Baca berita dengan sedikit iklan, klik di sini
TUJUH anggota Dewan Perwakilan Rakyat itu meninjau pelabuhan tenaga kerja Indonesia di Tawau, Malaysia, dan barak penampungannya di Nunukan, Kalimantan Timur, pertengahan Desember lalu. Panitia Khusus Rancangan Undang-Undang Antipenyelundupan Migran ini ingin melihat keluar-masuknya pekerja ilegal di perbatasan. Undang-undang yang akan dibuat itu dinilai penting untuk melindungi buruh migran. ”Agar bisa menjerat cukong pengerah tenaga kerja ilegal yang selama ini tak terjangkau hukum,” kata anggota Panitia Khusus, Suryama M. Sastra.
Undang-Undang Antipenyelundupan adalah salah satu peraturan yang dijanjikan Presiden Susilo Bambang Yudhoyono kepada Perdana Menteri Australia Kevin Rudd saat mereka bertemu dalam acara Bali Democracy Forum di Nusa Dua, Bali, 10 Desember lalu.
Ketika itu, Presiden menyatakan sedang meratifikasi konvensi Perserikatan Bangsa-Bangsa soal kejahatan lintas batas, protokol tentang perdagangan manusia dan penyelundupan manusia. ”Ini agenda penting,” kata Presiden.
Australia menaruh perhatian pada ratifikasi protokol penyelundupan manusia, khususnya soal ekstradisi. Menurut Rudd, penyelundupan manusia adalah masalah serius di negerinya. Ia berharap dukungan Indonesia untuk mencegah dan menanganinya. ”Tantangan besar bagi kedua negara,” katanya.
Ratifikasi protokol itu menjadikan Indonesia ”pagar” bagi arus imigran gelap ke Australia. Maklum, kata Suryama, wilayah Indonesia selama ini seperti gerbang tanpa pintu bagi imigran gelap ke Negeri Kanguru. ”Mereka ingin membendung aliran pengungsi dari Timur Tengah dan Afganistan,” kata Suryama. Biasanya para pengungsi itu menggunakan kapal-kapal kayu dari Jawa Timur dan Kupang.

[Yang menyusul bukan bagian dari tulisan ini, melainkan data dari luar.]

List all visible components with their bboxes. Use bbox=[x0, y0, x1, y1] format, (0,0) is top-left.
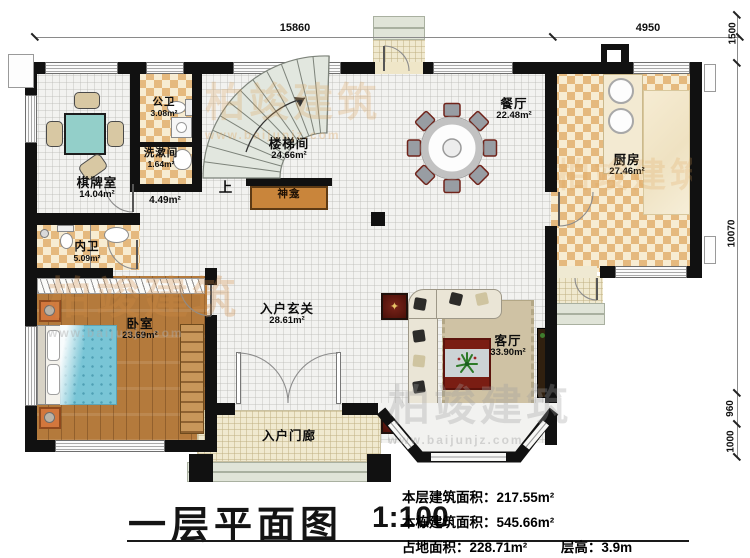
nightstand-lamp bbox=[44, 412, 55, 423]
wall bbox=[205, 268, 217, 285]
sofa-pillow bbox=[412, 329, 426, 343]
kitchen-sink bbox=[608, 108, 634, 134]
window bbox=[25, 326, 37, 406]
stat-footprint-height: 占地面积：228.71m² 层高：3.9m bbox=[402, 536, 632, 556]
shower-head bbox=[40, 229, 49, 238]
toilet-tank bbox=[57, 225, 74, 232]
room-label-canting: 餐厅 22.48m² bbox=[496, 97, 531, 122]
star-ornament-icon: ✦ bbox=[390, 415, 399, 427]
floor-plan: ✦ ✦ bbox=[0, 0, 750, 558]
title-block: 一层平面图 1:100 本层建筑面积：217.55m² 本栋建筑面积：545.6… bbox=[0, 484, 750, 558]
shrine-back-wall bbox=[246, 178, 332, 186]
window bbox=[633, 62, 690, 74]
wall bbox=[130, 184, 202, 192]
kitchen-worktop bbox=[643, 90, 690, 215]
dim-label-right-4: 1000 bbox=[726, 430, 737, 452]
dim-label-right-3: 960 bbox=[725, 400, 736, 417]
kitchen-sink bbox=[608, 78, 634, 104]
porch-step bbox=[187, 472, 391, 482]
window bbox=[233, 62, 341, 74]
washer-drum bbox=[176, 122, 187, 133]
rear-step bbox=[373, 28, 425, 40]
coffee-table bbox=[443, 338, 491, 390]
kitchen-exit-floor bbox=[553, 276, 603, 303]
dim-label-top-2: 4950 bbox=[636, 22, 660, 34]
mahjong-table bbox=[64, 113, 106, 155]
entry-door-leaf bbox=[336, 352, 341, 404]
plan-stats: 本层建筑面积：217.55m² 本栋建筑面积：545.66m² 占地面积：228… bbox=[402, 486, 632, 558]
wall bbox=[25, 268, 113, 278]
porch-pillar bbox=[367, 454, 391, 482]
window bbox=[615, 266, 687, 278]
stat-floor-area: 本层建筑面积：217.55m² bbox=[402, 486, 632, 506]
window bbox=[146, 62, 184, 74]
porch-pillar bbox=[189, 454, 213, 482]
wall bbox=[545, 226, 557, 445]
dim-label-right-2: 10070 bbox=[726, 220, 737, 248]
room-label-qipaishi: 棋牌室 14.04m² bbox=[77, 176, 118, 201]
room-label-gongwei: 公卫 3.08m² bbox=[151, 97, 178, 118]
ac-platform bbox=[8, 54, 34, 88]
dim-label-right-1: 1500 bbox=[728, 22, 739, 44]
chair bbox=[74, 92, 100, 109]
window bbox=[25, 95, 37, 143]
wall bbox=[130, 62, 140, 184]
room-label-chufang: 厨房 27.46m² bbox=[609, 153, 644, 178]
wall bbox=[192, 62, 202, 192]
wardrobe bbox=[180, 324, 204, 434]
wash-basin bbox=[104, 227, 129, 243]
pillow bbox=[47, 364, 60, 395]
shrine-label: 神龛 bbox=[278, 189, 301, 201]
sofa-seat bbox=[436, 289, 502, 319]
sofa-pillow bbox=[412, 354, 425, 367]
room-label-keting: 客厅 33.90m² bbox=[490, 334, 525, 359]
sofa-corner bbox=[408, 405, 438, 435]
room-label-xishujian: 洗漱间 1.64m² bbox=[144, 148, 179, 169]
wall bbox=[25, 213, 140, 225]
sofa-pillow bbox=[413, 297, 427, 311]
stairs-up-label: 上 bbox=[219, 180, 234, 195]
wall bbox=[690, 62, 702, 278]
window-sill bbox=[704, 64, 716, 92]
sofa-pillow bbox=[475, 292, 489, 306]
corridor-area-label: 4.49m² bbox=[149, 195, 181, 206]
kitchen-exit-opening bbox=[557, 266, 597, 278]
star-ornament-icon: ✦ bbox=[390, 301, 399, 313]
chair bbox=[46, 121, 63, 147]
wall bbox=[342, 403, 378, 415]
entry-door-leaf bbox=[236, 352, 241, 404]
window bbox=[45, 62, 118, 74]
sofa-pillow bbox=[412, 380, 426, 394]
window bbox=[55, 440, 165, 452]
kitchen-exit-step bbox=[549, 303, 605, 314]
side-table: ✦ bbox=[381, 293, 408, 320]
chimney-flue bbox=[607, 50, 621, 62]
window-sill bbox=[704, 236, 716, 264]
room-label-woshi: 卧室 23.69m² bbox=[122, 317, 157, 342]
sofa-pillow bbox=[475, 410, 489, 424]
room-label-neiwei: 内卫 5.09m² bbox=[74, 241, 101, 263]
side-table: ✦ bbox=[381, 407, 408, 434]
column bbox=[371, 212, 385, 226]
room-label-loutijian: 楼梯间 24.66m² bbox=[269, 137, 310, 162]
window bbox=[433, 62, 513, 74]
nightstand-lamp bbox=[44, 305, 55, 316]
kitchen-exit-step bbox=[549, 314, 605, 325]
room-label-menlang: 入户门廊 bbox=[262, 429, 316, 443]
bed-sheet-fold bbox=[60, 325, 84, 405]
toilet bbox=[60, 233, 73, 249]
room-label-xuanguan: 入户玄关 28.61m² bbox=[260, 302, 314, 327]
rear-step bbox=[373, 16, 425, 28]
sofa-seat bbox=[436, 405, 502, 435]
chair bbox=[107, 121, 124, 147]
wall bbox=[205, 315, 217, 443]
dimension-line-top bbox=[35, 37, 740, 38]
stat-building-area: 本栋建筑面积：545.66m² bbox=[402, 511, 632, 531]
dim-label-top-1: 15860 bbox=[280, 22, 311, 34]
closet-strip bbox=[37, 278, 205, 294]
porch-step bbox=[187, 462, 391, 472]
rear-vestibule-floor bbox=[373, 40, 425, 63]
wall bbox=[545, 62, 557, 192]
bed-headboard bbox=[37, 325, 46, 405]
rear-door-opening bbox=[375, 62, 423, 74]
pillow bbox=[47, 330, 60, 361]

Sebagai langkah awal, kedua negara bersepakat melakukan barter ekstradisi pelaku pidana di masing-masing negara. Menurut Yudhoyono, Indonesia akan mengekstradisi Hadi Ahmadi—warga Iran yang dituduh menyelundupkan pengungsi Timur Tengah dari Indonesia ke Australia pada 1999-2001. Imbal baliknya: Australia akan mengekstradisi Andrian Kiki Ariawan, terpidana korupsi Rp 1,05 triliun Bantuan Likuiditas Bank Indonesia. ”Pengadilan sudah setuju ekstradisinya,” kata Presiden tentang Hadi Ahmadi.
Perjanjian ekstradisi Australia-Indonesia diteken pada 1992, lalu diratifikasi Dewan Perwakilan Rakyat pada 1995, tapi baru akan diimplementasikan 13 tahun kemudian.
Sumber Tempo di pemerintahan mengungkapkan ekstradisi Hadi sebetulnya dipaksakan. Soalnya, hukum Indonesia tak mengenal kriminalisasi penyelundupan manusia. Padahal, agar barter itu bisa dilakukan, seperti disyaratkan Undang-Undang Nomor 1 Tahun 1979 tentang Ekstradisi, harus ada asas perimbangan. Artinya, hukum Indonesia pun harus menyatakan pe-nyelundupan manusia sebagai kejahatan.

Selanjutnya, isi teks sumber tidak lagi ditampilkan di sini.